The proposed Great Lakes Charter Annex -- which would
regulate any large-scale water diversions from the five
lakes -- has buoyed those who use the lakes for recreation.
"Maintaining reasonable water levels is important,"
Al Will, executive director of the Ontario Sailing Association,
"I can't imagine anyone who would argue with that."
There's no argument from Southwestern Ontario's marina
industry, much of which has suffered from years of dropping
Under the proposed agreement, any increases in lake water
withdrawals -- to the water-hungry U.S. Midwest, for example
-- would require approval of all 10 jurisdictions, a group
of U.S. states and Great Lakes provinces.

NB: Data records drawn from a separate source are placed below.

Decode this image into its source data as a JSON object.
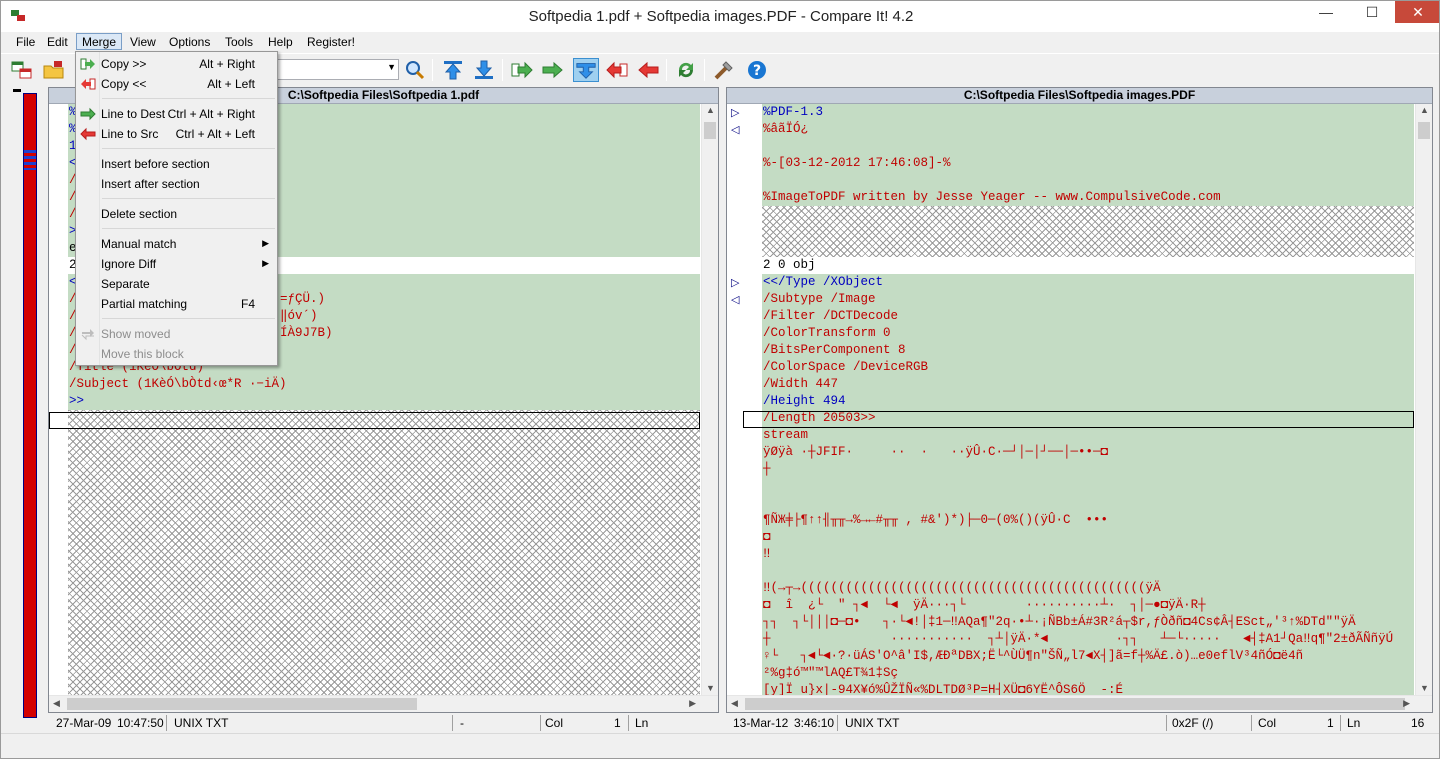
{
  "window": {
    "title": "Softpedia 1.pdf + Softpedia images.PDF - Compare It! 4.2",
    "minimize": "—",
    "maximize": "☐",
    "close": "✕"
  },
  "menubar": [
    "File",
    "Edit",
    "Merge",
    "View",
    "Options",
    "Tools",
    "Help",
    "Register!"
  ],
  "merge_menu": {
    "items": [
      {
        "label": "Copy >>",
        "shortcut": "Alt + Right"
      },
      {
        "label": "Copy <<",
        "shortcut": "Alt + Left"
      },
      {
        "label": "Line to Dest",
        "shortcut": "Ctrl + Alt + Right"
      },
      {
        "label": "Line to Src",
        "shortcut": "Ctrl + Alt + Left"
      },
      {
        "label": "Insert before section",
        "shortcut": ""
      },
      {
        "label": "Insert after section",
        "shortcut": ""
      },
      {
        "label": "Delete section",
        "shortcut": ""
      },
      {
        "label": "Manual match",
        "shortcut": ""
      },
      {
        "label": "Ignore Diff",
        "shortcut": ""
      },
      {
        "label": "Separate",
        "shortcut": ""
      },
      {
        "label": "Partial matching",
        "shortcut": "F4"
      },
      {
        "label": "Show moved",
        "shortcut": ""
      },
      {
        "label": "Move this block",
        "shortcut": ""
      }
    ]
  },
  "left_pane": {
    "header": "C:\\Softpedia Files\\Softpedia 1.pdf",
    "lines": [
      "%",
      "%",
      "1",
      "<",
      "/",
      "/",
      "/",
      ">",
      "e",
      "2",
      "",
      "<",
      "/",
      "/",
      "/",
      "/",
      "/Title (1KèÓ\\bÒtd)",
      "/Subject (1KèÓ\\bÒtd‹œ*R ·−iÄ)",
      ">>"
    ],
    "fragments": [
      "=ƒÇÜ.)",
      "‖óv´)",
      "ÍÀ9J7B)"
    ],
    "status": {
      "date": "27-Mar-09",
      "time": "10:47:50",
      "format": "UNIX TXT",
      "pos": "-",
      "col": "Col",
      "col_val": "1",
      "ln": "Ln"
    }
  },
  "right_pane": {
    "header": "C:\\Softpedia Files\\Softpedia images.PDF",
    "lines": [
      "%PDF-1.3",
      "%âãÏÓ¿",
      "",
      "%-[03-12-2012 17:46:08]-%",
      "",
      "%ImageToPDF written by Jesse Yeager -- www.CompulsiveCode.com",
      "2 0 obj",
      "<</Type /XObject",
      "/Subtype /Image",
      "/Filter /DCTDecode",
      "/ColorTransform 0",
      "/BitsPerComponent 8",
      "/ColorSpace /DeviceRGB",
      "/Width 447",
      "/Height 494",
      "/Length 20503>>",
      "stream",
      "ÿØÿà ·┼JFIF·     ··  ·   ··ÿÛ·C·─┘│─│┘──│─••─◘",
      "┼",
      "",
      "",
      "¶ÑЖ╪├¶↑↑╢╥╥→%→←#╥╥ , #&')*)├─0─(0%()(ÿÛ·C  •••",
      "◘",
      "‼",
      "",
      "‼(→┬→((((((((((((((((((((((((((((((((((((((((((((((ÿÄ",
      "◘  î  ¿└  \" ┐◄  └◄  ÿÄ···┐└        ··········┴·  ┐│─●◘ÿÄ·R┼",
      "┐┐  ┐└│││◘─◘•   ┐·└◄!│‡1─‼AQa¶\"2q·•┴·¡ÑBb±Á#3R²á┬$r,ƒÒðñ◘4Cs¢Â┤ESct„'³↑%DTd\"\"ÿÄ",
      "┼                ···········  ┐┴│ÿÄ·*◄         ·┐┐   ┴─└·····   ◄┤‡A1┘Qa‼q¶\"2±ðÃÑñÿÚ",
      "♀└   ┐◄└◄·?·üÁS'O^â'I$,ÆÐªDBX;Ë└^ÙÜ¶n\"ŠÑ„l7◄X┤]ã=f┼%Ä£.ò)…e0eflV³4ñÓ◘ë4ñ",
      "²%g‡ó™\"™lAQ£T¾1‡Sç",
      "[y]Ï u}x|-94X¥ó%ÛŽÏÑ«%DLTDØ³P=H┤XÜ◘6YË^ÔS6Ö  -:É"
    ],
    "status": {
      "date": "13-Mar-12",
      "time": "3:46:10",
      "format": "UNIX TXT",
      "offset": "0x2F (/)",
      "col": "Col",
      "col_val": "1",
      "ln": "Ln",
      "ln_val": "16"
    }
  },
  "colors": {
    "diff_bg": "#c4dcc4",
    "text_red": "#c00000",
    "text_blue": "#0000c0",
    "overview_bar": "#d40000",
    "header_bg": "#c8d0dc"
  },
  "icons": [
    "open-files-icon",
    "open-folder-icon",
    "search-icon",
    "prev-diff-icon",
    "next-diff-icon",
    "copy-right-icon",
    "copy-right-all-icon",
    "merge-down-icon",
    "copy-left-icon",
    "copy-left-all-icon",
    "refresh-icon",
    "tools-icon",
    "help-icon"
  ]
}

While the announcement Monday by Ontario Natural Resources
Minister David Ramsay was hardly a guarantee to Port Dover
marina owner Ed Laevens, it's a start.
"(The announcement) just means that everybody's
going in the right direction," Laevens said, adding
almost his entire business comes from recreational boaters.
"At least they're moving forward. Some marinas were
put out of business because the water levels were too
low to get a boat in."
As much as recreational boaters have felt the effects
of reduced water levels in recent years, commercial ships
often are hit harder.
Canadian Shipowners Association officials were unavailable
for comment yesterday, but their U.S. counterparts noted
just how important Great Lakes levels are. For every 2.5
centimetres of water lost, cargo ships have to drop as
much as 270 tonnes of cargo.
"It simply boils down to (the fact) ships need water
to float," said Glen Nekvasil, a vice-president with
the Ohio-based Lake Carriers Association.
"Ships are the most efficient . . . form of travel.
If you start putting all that cargo on trains, you'll
never be able to get across a rail crossing."